24 & 25 AVRIL 202410h - 17h
FORUM DE RECHERCHE-CRÉATION 2024
MAITRISE EN ARTS VISUELS ET MÉDIATIQUES UQAM

CAMILLE PIGEON
COMMENT DES PAGES ET DES MOTS DÉSASSEMBLÉS PEUVENT-ILS FAIRE ÉTAT D'UN TEMPS QUI FUIT EN DONNANT UNE VOIX À L’INDICIBLE ?
Dans ma pratique, je traite principalement du temps qui file et de la solitude. Le fil conducteur de mon travail s’enracine dans un fort rapport relativisé par le manque ou le surplus de temps. Terrifiée par le gaspillage de mon temps, par ma lenteur, je sens que je me cristallise dans l’indécidabilité de mes prochains gestes créateurs. Je suis constamment en quête de l’équilibre qui sait me tenir dans le présent, qui me permet d’avoir un éclaircissement d’esprit et une perte d’hésitation. J’écris sur le sentiment de se sentir impassible et handicapée dans un monde où le temps fuit. Pris dans la dystopie du temps, mon esprit est divisé par l’ardeur et crée en moi un ralentissement de productivité. Ce déséquilibre provoque une discordance temporelle et forme un paradoxe. Ainsi, je cherche à créer un juste équilibre entre le trop et le peu qui se concrétise par des projets minimalistes. Dire beaucoup avec peu tire l’essence de ce que je tente d’établir dans ma pratique.  En changeant le rapport avec la lecture, je permets une rencontre différente avec le texte. Je partage une parole imparfaite avec des mots qui font images et qui sont à la fois poétiques et vrais. Marqués par une certaine lenteur, mes gestes créateurs s’arriment à ma vie personnelle et prennent une place centrale dans ma pratique. Aussi, j’accorde une grande importance à la matérialité ainsi qu’au processus du faire. Dans mon travail, j’intègre à la fois l’impression numérique et la gravure sur bois. Ce sont deux techniques qui contrastent puisque l’une laisse voir les traces du processus et contient des imperfections tandis que l’impression numérique demeure dans une exactitude. Ainsi, je cherche l’équilibre qui combine l’imparfait au presque parfait.  

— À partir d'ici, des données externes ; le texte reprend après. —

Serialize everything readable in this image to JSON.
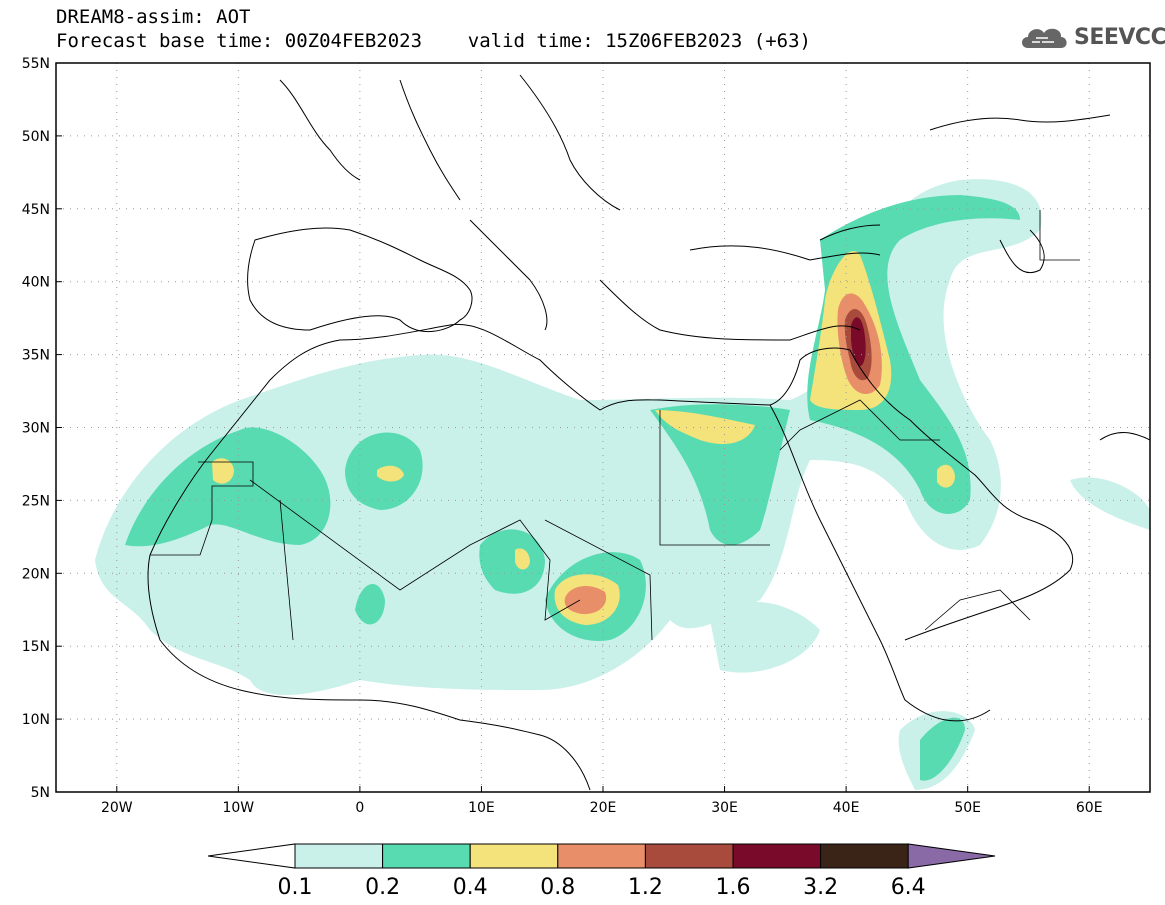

À travers mon travail, je cherche à modifier la perception du livre traditionnel et à faire sortir les mots de leur assemblage. Ainsi, je travaille le texte par fragmentation sur des supports inspirés du modèle du livre. En dehors du monde littéraire, j’expérimente à tâtons une façon personnelle de transmettre des mots écrits tout en assouvissant ma passion pour les arts imprimés. Par une approche que je qualifie de non-littéraire, je construis mes textes à partir de bribes de phrases non continues qui reflètent un état d’esprit anxieux et éparpillé. Utilisée comme matière, mon écriture prend la forme d’un jet informel, d’une suite de pensées, d’un trop-plein en train de se façonner. J’écris sur ce qui est impossible de définir par la parole. Mon écriture incertaine qui se manifeste avec fragilité est une écriture intime et près du soi, mais qui demeure éloignée. Je crois développer cette posture de près et de loin avec les mots : cette alternance entre le récit de soi et le récit en lien au monde externe. L’incertitude face à la vastitude du monde littéraire dans lequel j’apprends tranquillement à nager me jette dans l’espace précaire de l’entre-deux monde, ce qui explique en partie ma façon d’écrire.